Terra da oportunidade cumpadi, vou me dar bem lá, você vai ver”.
Perguntei se ele sabia falar
inglês. O taxista ficou em silêncio um tempo e falou “Saber inglês pra quê? Nova
York é a capital do mundo maluco, se fala todas as línguas. Vou me dar bem
Gilberto!! Vou ter um táxi lá, rodar aquela porra toda de madrugada e trabalhar
pra máfia!”.
Só conseguia rir daquele doente.
Scarface tirou a arma enquanto dirigia e contou “Lá eu vou matar um mother fucker
e na hora vou falar say hello to my little friend”.
Olhei o relógio e pedi para
Scarface acelerar, pois estava atrasado e o taxista perguntou “Por quê você não
disse antes? Chego em cinco minutos”.
A distância normalmente seria
feita em vinte minutos, ele fez em quatro minutos e quarenta e sete segundos.
Entrei no comitê e Juliana comentou “Três minutos atrasado”. Pedi desculpas e
ela pediu que eu me sentasse, pois faria campanha no interior do estado e eu
iria junto.
Conversávamos quando Rubinho Barreto
entrou no comitê com Guilherme. Rubinho perguntou o que eu fazia ali e respondi
“Bom dia pra você também Rubinho”. Juliana comentou que como eu perdera o
emprego de uma forma estranha estava me contratando para a campanha perguntando se ele
achava algo ruim “Não, você manda nos seus negócios e eu no
meu” respondeu o homem.
Guilherme se aproximou da mãe pedindo dinheiro e
Juliana se espantou “De novo?”. O filho nada respondeu e ela entregou o
dinheiro.
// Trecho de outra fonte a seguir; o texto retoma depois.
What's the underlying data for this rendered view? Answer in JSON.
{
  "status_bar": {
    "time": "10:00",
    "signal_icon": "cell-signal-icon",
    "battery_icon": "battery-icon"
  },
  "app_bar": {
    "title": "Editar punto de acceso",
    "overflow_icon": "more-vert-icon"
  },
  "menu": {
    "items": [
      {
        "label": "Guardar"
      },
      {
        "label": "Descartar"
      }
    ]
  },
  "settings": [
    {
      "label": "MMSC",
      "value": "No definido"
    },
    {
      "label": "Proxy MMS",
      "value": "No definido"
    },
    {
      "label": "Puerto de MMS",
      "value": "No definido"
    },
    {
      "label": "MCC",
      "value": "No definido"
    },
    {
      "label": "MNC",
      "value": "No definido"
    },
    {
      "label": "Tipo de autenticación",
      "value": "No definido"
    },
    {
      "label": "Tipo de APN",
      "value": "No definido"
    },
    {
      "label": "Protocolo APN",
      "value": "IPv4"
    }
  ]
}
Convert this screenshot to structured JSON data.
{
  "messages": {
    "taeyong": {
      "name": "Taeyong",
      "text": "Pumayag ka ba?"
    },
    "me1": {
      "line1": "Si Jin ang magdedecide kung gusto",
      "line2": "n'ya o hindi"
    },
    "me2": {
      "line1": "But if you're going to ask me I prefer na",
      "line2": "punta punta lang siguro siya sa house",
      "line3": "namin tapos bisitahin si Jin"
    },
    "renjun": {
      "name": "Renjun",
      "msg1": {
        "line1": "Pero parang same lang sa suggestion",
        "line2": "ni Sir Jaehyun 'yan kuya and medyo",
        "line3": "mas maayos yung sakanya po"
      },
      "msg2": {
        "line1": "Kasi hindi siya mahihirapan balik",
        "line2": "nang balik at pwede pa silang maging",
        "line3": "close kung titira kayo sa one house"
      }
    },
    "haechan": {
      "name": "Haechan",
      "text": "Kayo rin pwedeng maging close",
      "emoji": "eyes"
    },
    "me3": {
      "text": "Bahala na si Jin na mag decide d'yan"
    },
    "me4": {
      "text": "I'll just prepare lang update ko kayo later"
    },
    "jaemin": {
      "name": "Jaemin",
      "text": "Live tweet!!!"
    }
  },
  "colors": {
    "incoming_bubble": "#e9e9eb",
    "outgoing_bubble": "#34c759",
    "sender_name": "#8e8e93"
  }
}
Rubinho comentou “Você mima demais esse garoto”. Guilherme falou “Não
fode” e saiu.
Observei todos os passos do menino
e o alarme de problemas tocou. Enquanto
eu via Guilherme sair Rubinho e Juliana discutiam e o empresário foi embora.
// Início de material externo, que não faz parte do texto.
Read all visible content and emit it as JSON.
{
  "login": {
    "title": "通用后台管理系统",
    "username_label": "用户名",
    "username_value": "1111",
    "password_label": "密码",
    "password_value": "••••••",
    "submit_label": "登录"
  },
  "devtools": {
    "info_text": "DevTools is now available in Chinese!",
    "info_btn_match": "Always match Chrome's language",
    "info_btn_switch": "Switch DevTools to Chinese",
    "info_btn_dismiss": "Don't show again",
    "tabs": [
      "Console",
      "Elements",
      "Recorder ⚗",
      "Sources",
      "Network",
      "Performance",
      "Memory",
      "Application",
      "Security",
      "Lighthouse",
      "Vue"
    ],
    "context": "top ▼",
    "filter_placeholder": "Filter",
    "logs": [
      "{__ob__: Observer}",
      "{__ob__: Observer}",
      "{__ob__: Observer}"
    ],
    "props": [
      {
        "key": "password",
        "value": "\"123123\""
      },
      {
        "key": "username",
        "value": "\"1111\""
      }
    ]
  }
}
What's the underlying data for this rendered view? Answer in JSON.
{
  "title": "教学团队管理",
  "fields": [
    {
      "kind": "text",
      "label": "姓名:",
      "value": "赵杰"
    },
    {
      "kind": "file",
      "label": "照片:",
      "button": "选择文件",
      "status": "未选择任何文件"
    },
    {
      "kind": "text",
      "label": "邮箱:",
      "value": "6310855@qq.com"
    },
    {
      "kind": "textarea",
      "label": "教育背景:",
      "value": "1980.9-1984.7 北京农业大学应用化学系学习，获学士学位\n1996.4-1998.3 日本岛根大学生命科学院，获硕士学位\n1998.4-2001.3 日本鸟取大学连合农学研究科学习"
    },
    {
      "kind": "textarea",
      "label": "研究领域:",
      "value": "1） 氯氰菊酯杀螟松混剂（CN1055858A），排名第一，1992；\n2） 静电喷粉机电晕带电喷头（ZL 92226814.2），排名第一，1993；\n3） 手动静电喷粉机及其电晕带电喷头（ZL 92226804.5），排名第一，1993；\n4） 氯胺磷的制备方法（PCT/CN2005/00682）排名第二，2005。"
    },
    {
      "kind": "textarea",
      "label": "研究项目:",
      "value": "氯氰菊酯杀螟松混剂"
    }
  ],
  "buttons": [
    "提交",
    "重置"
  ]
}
Juliana me chamou, não ouvi e me chamou de novo fazendo com que eu
“despertasse”.
Ela perguntou onde eu estava e
respondi “aqui” voltando a nossa reunião. No lado de fora Rubinho pegou o
telefone e ligou “Como é? Não paguei bem pra me livrar dele? Todas deram
errado, na próxima quero eficiência”. Desligou e entrou em um carro chique.
Rubinho Barreto não era flor que
se cheirasse. Ninguém daquela família era.
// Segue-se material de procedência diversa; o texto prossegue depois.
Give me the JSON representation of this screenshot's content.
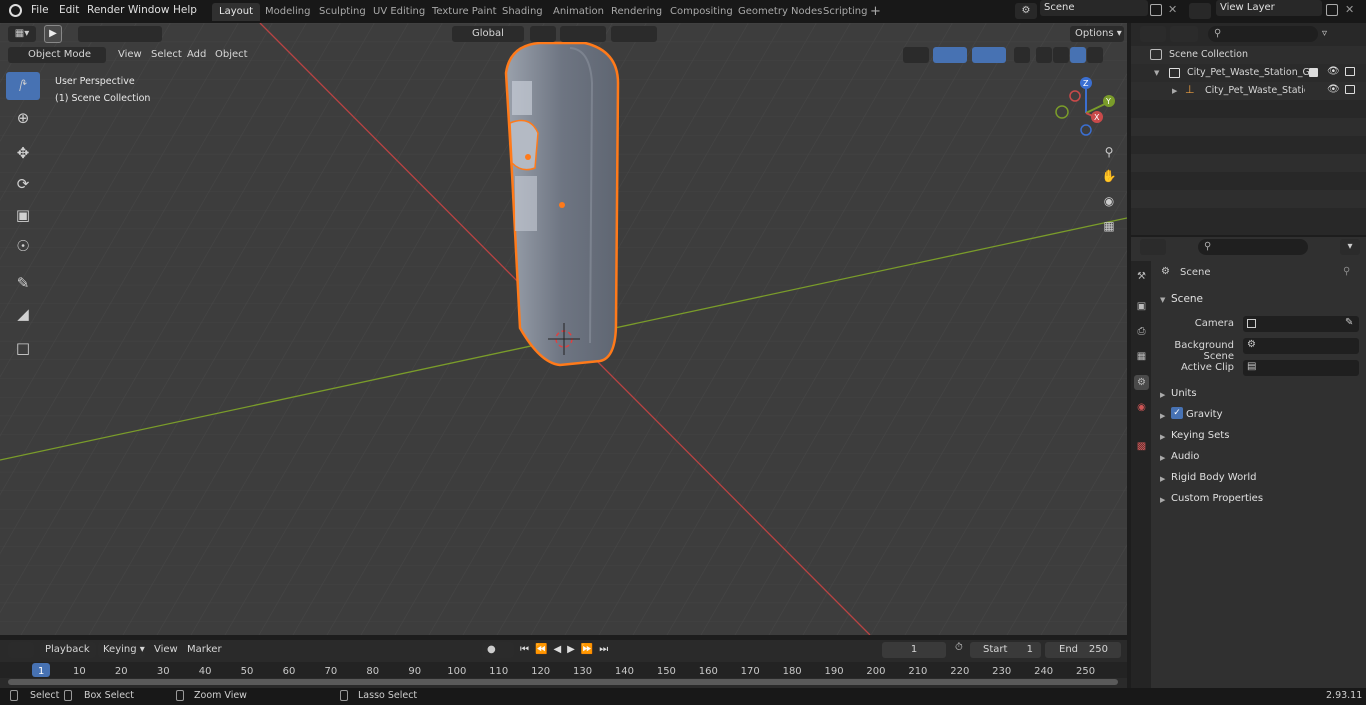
{
  "app": {
    "version": "2.93.11"
  },
  "menu": [
    "File",
    "Edit",
    "Render",
    "Window",
    "Help"
  ],
  "workspaces": [
    "Layout",
    "Modeling",
    "Sculpting",
    "UV Editing",
    "Texture Paint",
    "Shading",
    "Animation",
    "Rendering",
    "Compositing",
    "Geometry Nodes",
    "Scripting"
  ],
  "active_workspace": "Layout",
  "scene_field": "Scene",
  "view_layer_field": "View Layer",
  "viewport": {
    "mode": "Object Mode",
    "menus": [
      "View",
      "Select",
      "Add",
      "Object"
    ],
    "transform_orientation": "Global",
    "options": "Options",
    "overlay_title": "User Perspective",
    "overlay_collection": "(1) Scene Collection",
    "gizmo": {
      "x": "X",
      "y": "Y",
      "z": "Z"
    }
  },
  "outliner": {
    "root": "Scene Collection",
    "items": [
      "City_Pet_Waste_Station_Glass",
      "City_Pet_Waste_Station_"
    ]
  },
  "properties": {
    "header": "Scene",
    "panel": "Scene",
    "fields": {
      "camera": "Camera",
      "background_scene": "Background Scene",
      "active_clip": "Active Clip"
    },
    "sections": [
      "Units",
      "Gravity",
      "Keying Sets",
      "Audio",
      "Rigid Body World",
      "Custom Properties"
    ],
    "gravity_checked": true
  },
  "timeline": {
    "menus": [
      "Playback",
      "Keying",
      "View",
      "Marker"
    ],
    "current_frame": "1",
    "start_label": "Start",
    "start": "1",
    "end_label": "End",
    "end": "250",
    "ruler": [
      "1",
      "10",
      "20",
      "30",
      "40",
      "50",
      "60",
      "70",
      "80",
      "90",
      "100",
      "110",
      "120",
      "130",
      "140",
      "150",
      "160",
      "170",
      "180",
      "190",
      "200",
      "210",
      "220",
      "230",
      "240",
      "250"
    ]
  },
  "status": {
    "select": "Select",
    "box_select": "Box Select",
    "zoom_view": "Zoom View",
    "lasso_select": "Lasso Select"
  },
  "colors": {
    "accent": "#4772b3",
    "selection": "#ff7a1a",
    "x_axis": "#c94a4a",
    "y_axis": "#7a9c2a"
  }
}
Rubinho e Donato, como vocês já
perceberam, são irmãos. Donato é o mais velho e Rubinho o caçula de Rubens
Barreto. Fundador da Construtora Barreto. Uma das maiores do mundo.
Rubens era filho de Gustavo
Barreto que junto com dois sócios começou a pequena construtora BAP,
representando os sobrenomes Barreto, Avelar e Pinheiro, sobrenomes dos sócios.
A pequena construtora aos poucos
foi crescendo graças principalmente a Gustavo, jovem ambicioso e muito
inteligente. Fernando Avelar era um playboy e Edgar Pinheiro um alcoólatra e
viciado em jogo.
Fernando logo vendeu sua parte
para Gustavo e torrou tudo por viagens pela Europa. Gustavo queria a posse
completa da construtora, mas para isso precisava se livrar de Edgar.
Cada vez mais em dificuldades e
tomado pelo vício Edgar apostou completamente bêbado uma enorme quantia em
dinheiro em uma roda de pôquer e perdeu. O homem foi obrigado a assinar uma
confissão de dívida e alguns dias depois bandidos fortemente armados foram
cobrar. Edgar não tinha o dinheiro e foi espancado.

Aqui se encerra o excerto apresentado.